Big Food is in big trouble. Obesity rates have doubled since 1980 with consequences that have made the World Health Organization expand its definition of malnutrition to include the severely overweight.This content was published on July 4, 2017 - 14:56
Much of the blame for eating too much sugar, salt and fat is laid at the door of large food and beverage companies, such as Coca-Cola, PepsiCo and multinational food producers, including Nestlé, Kellogg’s, Kraft Heinz and Unilever.
The industry faces more regulation and several governments, including those of Mexico, France and the UK, have imposed measures that range from banning ads for sugary foods aimed at children to higher taxes on sugary drinks.
The companies also face a shift in consumer attitudes. Millennials in particular have been at the forefront of the drive for artisanal, local and tastier food.

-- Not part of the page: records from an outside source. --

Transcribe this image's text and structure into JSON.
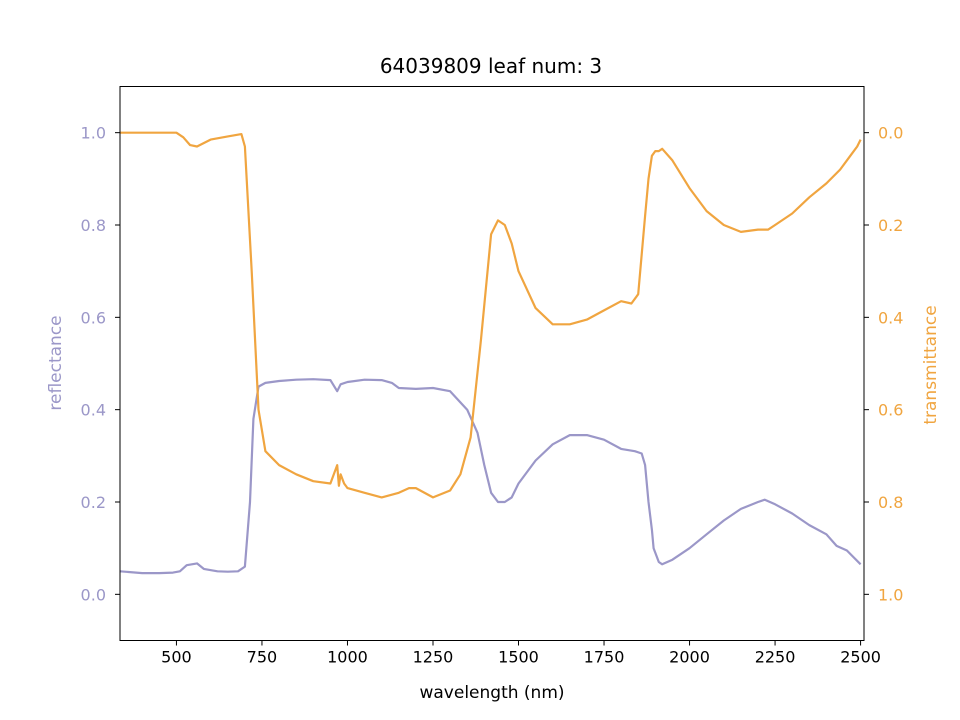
{
  "colors": {
    "reflectance": "#9b97c8",
    "transmittance": "#f0a540",
    "axis": "#000000"
  },
  "chart_data": {
    "type": "line",
    "title": "64039809 leaf num: 3",
    "xlabel": "wavelength (nm)",
    "ylabel_left": "reflectance",
    "ylabel_right": "transmittance",
    "xlim": [
      335,
      2510
    ],
    "ylim_left": [
      -0.1,
      1.1
    ],
    "ylim_right": [
      1.1,
      -0.1
    ],
    "right_axis_inverted": true,
    "grid": false,
    "x_ticks": [
      500,
      750,
      1000,
      1250,
      1500,
      1750,
      2000,
      2250,
      2500
    ],
    "x_tick_labels": [
      "500",
      "750",
      "1000",
      "1250",
      "1500",
      "1750",
      "2000",
      "2250",
      "2500"
    ],
    "y_left_ticks": [
      0.0,
      0.2,
      0.4,
      0.6,
      0.8,
      1.0
    ],
    "y_left_tick_labels": [
      "0.0",
      "0.2",
      "0.4",
      "0.6",
      "0.8",
      "1.0"
    ],
    "y_right_ticks": [
      0.0,
      0.2,
      0.4,
      0.6,
      0.8,
      1.0
    ],
    "y_right_tick_labels": [
      "0.0",
      "0.2",
      "0.4",
      "0.6",
      "0.8",
      "1.0"
    ],
    "series": [
      {
        "name": "reflectance",
        "axis": "left",
        "x": [
          335,
          400,
          450,
          490,
          510,
          530,
          560,
          580,
          620,
          650,
          680,
          700,
          715,
          725,
          740,
          760,
          800,
          850,
          900,
          950,
          970,
          980,
          1000,
          1050,
          1100,
          1130,
          1150,
          1200,
          1250,
          1300,
          1350,
          1380,
          1400,
          1420,
          1440,
          1460,
          1480,
          1500,
          1550,
          1600,
          1650,
          1700,
          1750,
          1800,
          1840,
          1860,
          1870,
          1880,
          1890,
          1895,
          1900,
          1910,
          1920,
          1950,
          2000,
          2050,
          2100,
          2150,
          2200,
          2220,
          2250,
          2300,
          2350,
          2400,
          2430,
          2460,
          2480,
          2500
        ],
        "y": [
          0.05,
          0.046,
          0.046,
          0.047,
          0.05,
          0.063,
          0.067,
          0.055,
          0.05,
          0.049,
          0.05,
          0.06,
          0.2,
          0.38,
          0.45,
          0.458,
          0.462,
          0.465,
          0.466,
          0.464,
          0.44,
          0.455,
          0.46,
          0.465,
          0.464,
          0.458,
          0.447,
          0.445,
          0.447,
          0.44,
          0.4,
          0.35,
          0.28,
          0.22,
          0.2,
          0.2,
          0.21,
          0.24,
          0.29,
          0.325,
          0.345,
          0.345,
          0.335,
          0.315,
          0.31,
          0.305,
          0.28,
          0.2,
          0.14,
          0.1,
          0.09,
          0.07,
          0.065,
          0.075,
          0.1,
          0.13,
          0.16,
          0.185,
          0.2,
          0.205,
          0.195,
          0.175,
          0.15,
          0.13,
          0.105,
          0.095,
          0.08,
          0.065
        ]
      },
      {
        "name": "transmittance",
        "axis": "right",
        "x": [
          335,
          400,
          450,
          500,
          520,
          540,
          560,
          600,
          650,
          690,
          700,
          720,
          740,
          760,
          800,
          850,
          900,
          950,
          970,
          975,
          980,
          990,
          1000,
          1050,
          1100,
          1150,
          1180,
          1200,
          1250,
          1300,
          1330,
          1360,
          1390,
          1420,
          1440,
          1460,
          1480,
          1500,
          1550,
          1600,
          1650,
          1700,
          1750,
          1800,
          1830,
          1850,
          1870,
          1880,
          1890,
          1900,
          1910,
          1920,
          1950,
          2000,
          2050,
          2100,
          2150,
          2200,
          2230,
          2250,
          2300,
          2350,
          2400,
          2440,
          2470,
          2490,
          2500
        ],
        "y": [
          0.0,
          0.0,
          0.0,
          0.0,
          0.01,
          0.027,
          0.03,
          0.015,
          0.008,
          0.003,
          0.03,
          0.3,
          0.6,
          0.69,
          0.72,
          0.74,
          0.755,
          0.76,
          0.72,
          0.765,
          0.74,
          0.76,
          0.77,
          0.78,
          0.79,
          0.78,
          0.77,
          0.77,
          0.79,
          0.775,
          0.74,
          0.66,
          0.45,
          0.22,
          0.19,
          0.2,
          0.24,
          0.3,
          0.38,
          0.415,
          0.415,
          0.405,
          0.385,
          0.365,
          0.37,
          0.35,
          0.18,
          0.1,
          0.05,
          0.04,
          0.04,
          0.035,
          0.06,
          0.12,
          0.17,
          0.2,
          0.215,
          0.21,
          0.21,
          0.2,
          0.175,
          0.14,
          0.11,
          0.08,
          0.05,
          0.03,
          0.015
        ]
      }
    ]
  }
}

Big Food’s rate of sales growth has halved in less than a decade and relatively low profitability has made companies vulnerable to cost-cutting M&A.
Against this background, Peter Brabeck, for two decades head of Nestlé – as chief executive, then chairman – has stepped in with Nutrition for a Better Life. Nestlé is the world’s biggest food company, selling in 191 countries and employing 328,000 people. The 72-year old Austrian, who retired in April, has two aims in this book: the first is to explain why the industry got into its current position; the second to map the future of food being plotted by the Swiss group.
Rise of technology
Food and health are emotional subjects but the prose here seems deliberately dry. The early chapters are absorbing, especially the section chronicling the people behind big brands: John Harvey Kellogg and his brother William, chancing in the 1870s on water-swollen wheat grains as an alternative to bread for sanatorium patients; Julius Maggi of the eponymous stock cubes (now owned by Nestlé), who developed high-protein dry food aimed at factory workers; or Henri Nestlé himself, who pounded milk, bread and sugar to develop infant cereal.
The rise of technologies such as refrigeration and pasteurisation led to the processed food industry. After the Second World War it delivered “the continuous supply of high-quality food to widespread portions of the population”. In the 1970s, concerns grew about the environment and health.
Brabeck accepts that the food industry had to change but thinks it attracts unfair criticism, writing: “The fact that through the industrial production of food, the health of nations and the life expectancy of the widest sections of the population have been significantly improved, has been forgotten.”
By 2050, the world’s population aged 60 years and older is expected to total two billion – Brabeck believes it is key to develop foods that respond to advances in health sciences and understand “the active substances in daily food down to the molecular level. Through this complex scientific discovery process, new nutraceuticals will be developed – i.e. foods suitable for the treatment or prevention of disease”.
Nestlé has become the biggest investor among food companies into health sciences, with more than 5,000 scientists and researchers. The appointment of Ulf Mark Schneider, former head of Fresenius, a healthcare conglomerate, as Nestlé's new chief executive, shows an intention to develop foods formulated for people recovering from chemotherapy as well as fighting illnesses such as Alzheimer’s.
This high-tech path is a counterpoint to health food advocates who argue for a much simpler way to stay healthy: eat less processed food and more fruit, vegetables and grains.
People may have romantic notions about a diet of natural foods, Brabeck argues, but end up wanting convenience: “Industrially produced food in the context of customised diets for specific populations can provide clear health benefits over simple and seemingly ‘natural’ foods.”
The proof of Brabeck’s arguments will be in the pudding: Nestlé has come under pressure from an activist investor pushing for higher returns. Big Food sceptics will equally want to see that the growing convergence between food and pharma outlined in this book really does result in healthier food production.